For product and governance teams, the implication is also concrete:
- A new tool is not just an integration. It is a capability with an approval mode and audit contract.
- A new memory class is not just personalization. It is a retention, consent, contradiction, and recall policy.
- A new prompt is not just copy. It is part of a pack with test coverage and replay impact.
- A model upgrade is not just a provider change. It is a release candidate that must replay prior decision records and safety cases.
15. Conclusion
The agent research literature has already moved beyond the idea that better prompts alone make reliable agents. Strong systems retrieve external knowledge, use tools, manage memory, learn from feedback, optimize harnesses, and defend against adversarial context. The missing layer is an operating model that makes those capabilities governable together.
ContextOS is that operating model. It divides the runtime into Intelligence, Context, Decision, Action, and Trust; compiles per-run context into typed manifests; routes side effects through governed tool envelopes; records decisions with evidence and approvals; and treats improvement as a gated release process.
The scientific value of ContextOS is not that it introduces every individual technique. It is that it names the boundaries between them. Those boundaries are what make agentic systems debuggable, auditable, replayable, and safe enough to improve.
References
[1] Patrick Lewis et al., “Retrieval-Augmented Generation for Knowledge-Intensive NLP Tasks”, NeurIPS 2020.
[2] Darren Edge et al., “From Local to Global: A Graph RAG Approach to Query-Focused Summarization”, arXiv:2404.16130.
[3] Shunyu Yao et al., “ReAct: Synergizing Reasoning and Acting in Language Models”, ICLR 2023.
[4] Timo Schick et al., “Toolformer: Language Models Can Teach Themselves to Use Tools”, arXiv:2302.04761.
[5] Shunyu Yao et al., “Tree of Thoughts: Deliberate Problem Solving with Large Language Models”, NeurIPS 2023.
[6] Joon Sung Park et al., “Generative Agents: Interactive Simulacra of Human Behavior”, arXiv:2304.03442.
[7] Charles Packer et al., “MemGPT: Towards LLMs as Operating Systems”, arXiv:2310.08560.
[8] Noah Shinn et al., “Reflexion: Language Agents with Verbal Reinforcement Learning”, arXiv:2303.11366.
[9] John Yang et al., “SWE-agent: Agent-Computer Interfaces Enable Automated Software Engineering”, arXiv:2405.15793.
[10] Qizheng Zhang et al., “Agentic Context Engineering: Evolving Contexts for Self-Improving Language Models”, ICLR 2026.
[11] Yoonho Lee et al., “Meta-Harness: End-to-End Optimization of Model Harnesses”, arXiv preprint 2603.28052.
[12] Kai Greshake et al., “Not what you’ve signed up for: Compromising Real-World LLM-Integrated Applications with Indirect Prompt Injection”, arXiv:2302.12173.
[13] Soheil Khodayari et al., “Indirect Prompt Injection in the Wild: An Empirical Study of Prevalence, Techniques, and Objectives”, arXiv preprint 2604.27202.

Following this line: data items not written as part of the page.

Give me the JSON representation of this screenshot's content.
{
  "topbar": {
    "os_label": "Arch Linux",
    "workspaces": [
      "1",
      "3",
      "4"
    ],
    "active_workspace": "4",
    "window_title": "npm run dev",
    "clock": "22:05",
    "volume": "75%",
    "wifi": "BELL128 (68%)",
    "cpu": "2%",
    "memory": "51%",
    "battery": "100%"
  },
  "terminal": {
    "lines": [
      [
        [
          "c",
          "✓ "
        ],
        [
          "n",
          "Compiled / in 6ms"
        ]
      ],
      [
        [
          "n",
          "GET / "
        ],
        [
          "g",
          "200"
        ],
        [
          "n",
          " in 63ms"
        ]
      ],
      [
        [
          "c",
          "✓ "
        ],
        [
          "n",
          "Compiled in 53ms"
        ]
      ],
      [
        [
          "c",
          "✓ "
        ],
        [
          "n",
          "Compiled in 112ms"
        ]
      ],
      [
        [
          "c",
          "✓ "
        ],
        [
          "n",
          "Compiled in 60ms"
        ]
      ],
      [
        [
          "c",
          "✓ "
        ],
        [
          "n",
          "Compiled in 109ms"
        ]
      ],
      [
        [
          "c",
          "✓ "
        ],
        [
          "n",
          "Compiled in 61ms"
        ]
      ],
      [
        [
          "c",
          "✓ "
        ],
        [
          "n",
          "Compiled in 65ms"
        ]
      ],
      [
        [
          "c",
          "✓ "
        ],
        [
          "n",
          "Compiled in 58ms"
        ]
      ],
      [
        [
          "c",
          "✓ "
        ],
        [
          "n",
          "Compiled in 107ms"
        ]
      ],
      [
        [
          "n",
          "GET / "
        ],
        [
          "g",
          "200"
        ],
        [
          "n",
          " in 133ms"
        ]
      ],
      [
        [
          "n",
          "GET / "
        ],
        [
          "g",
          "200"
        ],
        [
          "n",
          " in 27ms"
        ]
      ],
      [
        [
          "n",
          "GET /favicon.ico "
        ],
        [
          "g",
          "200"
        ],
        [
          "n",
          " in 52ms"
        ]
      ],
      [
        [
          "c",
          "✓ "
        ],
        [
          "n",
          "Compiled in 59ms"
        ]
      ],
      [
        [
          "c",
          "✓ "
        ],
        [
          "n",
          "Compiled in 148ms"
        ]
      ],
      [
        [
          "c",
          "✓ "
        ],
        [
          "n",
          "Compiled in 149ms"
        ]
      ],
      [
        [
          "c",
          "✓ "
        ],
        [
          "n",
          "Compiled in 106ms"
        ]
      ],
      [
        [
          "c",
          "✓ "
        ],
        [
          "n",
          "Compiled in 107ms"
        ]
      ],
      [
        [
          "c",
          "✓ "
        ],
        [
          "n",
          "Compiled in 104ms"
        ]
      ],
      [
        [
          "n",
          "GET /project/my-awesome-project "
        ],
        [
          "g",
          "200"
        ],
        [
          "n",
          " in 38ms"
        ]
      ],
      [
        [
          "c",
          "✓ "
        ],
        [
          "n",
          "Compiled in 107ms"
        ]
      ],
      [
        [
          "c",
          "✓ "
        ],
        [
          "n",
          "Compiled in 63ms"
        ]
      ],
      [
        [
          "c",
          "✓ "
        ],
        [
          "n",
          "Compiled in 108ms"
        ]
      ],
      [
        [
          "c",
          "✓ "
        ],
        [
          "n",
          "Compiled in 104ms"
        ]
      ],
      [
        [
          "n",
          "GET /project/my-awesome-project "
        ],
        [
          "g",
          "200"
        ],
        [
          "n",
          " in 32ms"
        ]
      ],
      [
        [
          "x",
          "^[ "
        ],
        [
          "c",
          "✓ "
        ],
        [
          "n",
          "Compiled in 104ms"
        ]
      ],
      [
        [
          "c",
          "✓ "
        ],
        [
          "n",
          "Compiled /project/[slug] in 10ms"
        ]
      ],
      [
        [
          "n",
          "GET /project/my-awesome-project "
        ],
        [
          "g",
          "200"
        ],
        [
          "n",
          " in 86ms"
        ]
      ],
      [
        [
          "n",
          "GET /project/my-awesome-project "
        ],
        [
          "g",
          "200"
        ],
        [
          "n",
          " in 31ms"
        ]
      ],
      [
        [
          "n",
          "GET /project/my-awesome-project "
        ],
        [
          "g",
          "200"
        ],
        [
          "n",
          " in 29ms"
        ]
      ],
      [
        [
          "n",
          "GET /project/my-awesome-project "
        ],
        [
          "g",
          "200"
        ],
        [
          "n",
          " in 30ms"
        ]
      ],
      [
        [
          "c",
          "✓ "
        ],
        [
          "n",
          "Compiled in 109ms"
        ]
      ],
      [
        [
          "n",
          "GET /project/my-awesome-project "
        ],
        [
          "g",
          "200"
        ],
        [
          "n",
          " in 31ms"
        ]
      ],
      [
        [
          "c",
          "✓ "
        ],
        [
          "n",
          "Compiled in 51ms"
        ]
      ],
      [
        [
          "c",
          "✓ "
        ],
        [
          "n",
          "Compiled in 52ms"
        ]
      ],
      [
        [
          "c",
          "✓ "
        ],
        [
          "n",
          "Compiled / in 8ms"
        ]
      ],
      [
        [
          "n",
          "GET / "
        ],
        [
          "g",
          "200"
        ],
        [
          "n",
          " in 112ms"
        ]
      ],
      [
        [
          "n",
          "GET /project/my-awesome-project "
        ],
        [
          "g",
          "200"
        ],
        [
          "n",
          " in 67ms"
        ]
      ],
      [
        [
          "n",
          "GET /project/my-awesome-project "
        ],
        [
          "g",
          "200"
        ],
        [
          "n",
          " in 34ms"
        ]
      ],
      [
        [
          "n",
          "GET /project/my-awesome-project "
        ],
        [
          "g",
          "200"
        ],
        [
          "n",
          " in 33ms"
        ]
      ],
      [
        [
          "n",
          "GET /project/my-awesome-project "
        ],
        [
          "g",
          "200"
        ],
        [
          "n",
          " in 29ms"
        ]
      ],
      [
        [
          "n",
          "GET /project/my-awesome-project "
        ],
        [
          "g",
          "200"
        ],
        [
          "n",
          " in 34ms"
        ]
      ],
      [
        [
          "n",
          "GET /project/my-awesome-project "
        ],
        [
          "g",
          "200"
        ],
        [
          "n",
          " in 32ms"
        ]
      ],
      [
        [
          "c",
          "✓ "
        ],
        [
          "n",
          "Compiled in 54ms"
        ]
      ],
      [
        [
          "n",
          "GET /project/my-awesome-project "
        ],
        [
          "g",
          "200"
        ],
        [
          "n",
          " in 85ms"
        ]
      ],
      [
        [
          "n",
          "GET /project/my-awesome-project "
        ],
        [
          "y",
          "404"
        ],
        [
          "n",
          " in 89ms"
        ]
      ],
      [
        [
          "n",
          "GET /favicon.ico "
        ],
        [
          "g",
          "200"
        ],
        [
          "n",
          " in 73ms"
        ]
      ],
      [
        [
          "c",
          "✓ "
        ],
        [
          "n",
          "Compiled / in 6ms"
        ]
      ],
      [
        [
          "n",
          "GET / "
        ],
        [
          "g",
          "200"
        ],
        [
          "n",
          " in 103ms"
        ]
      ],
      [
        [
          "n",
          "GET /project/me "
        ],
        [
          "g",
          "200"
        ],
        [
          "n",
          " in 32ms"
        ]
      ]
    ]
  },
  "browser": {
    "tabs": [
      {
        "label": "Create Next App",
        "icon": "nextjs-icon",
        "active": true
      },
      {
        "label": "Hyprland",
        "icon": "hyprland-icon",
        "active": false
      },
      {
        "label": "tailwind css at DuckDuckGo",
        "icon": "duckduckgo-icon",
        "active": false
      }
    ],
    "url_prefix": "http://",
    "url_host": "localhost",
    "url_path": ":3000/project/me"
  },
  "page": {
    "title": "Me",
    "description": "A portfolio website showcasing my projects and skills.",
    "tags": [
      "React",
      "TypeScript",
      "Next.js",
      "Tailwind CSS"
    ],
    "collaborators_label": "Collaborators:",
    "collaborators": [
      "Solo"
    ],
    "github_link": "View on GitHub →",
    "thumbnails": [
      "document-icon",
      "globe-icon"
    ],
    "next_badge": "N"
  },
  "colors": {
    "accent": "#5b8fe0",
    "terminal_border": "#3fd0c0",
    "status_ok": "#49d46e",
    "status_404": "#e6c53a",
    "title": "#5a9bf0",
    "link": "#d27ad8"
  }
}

[14] OWASP, “Top 10 for Large Language Model Applications”, OWASP GenAI Security Project.
[15] NIST, “AI Risk Management Framework”, National Institute of Standards and Technology.
[16] Model Context Protocol, “Specification, version 2025-11-25”.
[17] A2A Protocol, “Specification, version 1.0.0”.
[18] W3C, “Trace Context”, W3C Recommendation.
[19] OpenTelemetry, “OpenTelemetry Specification Overview”.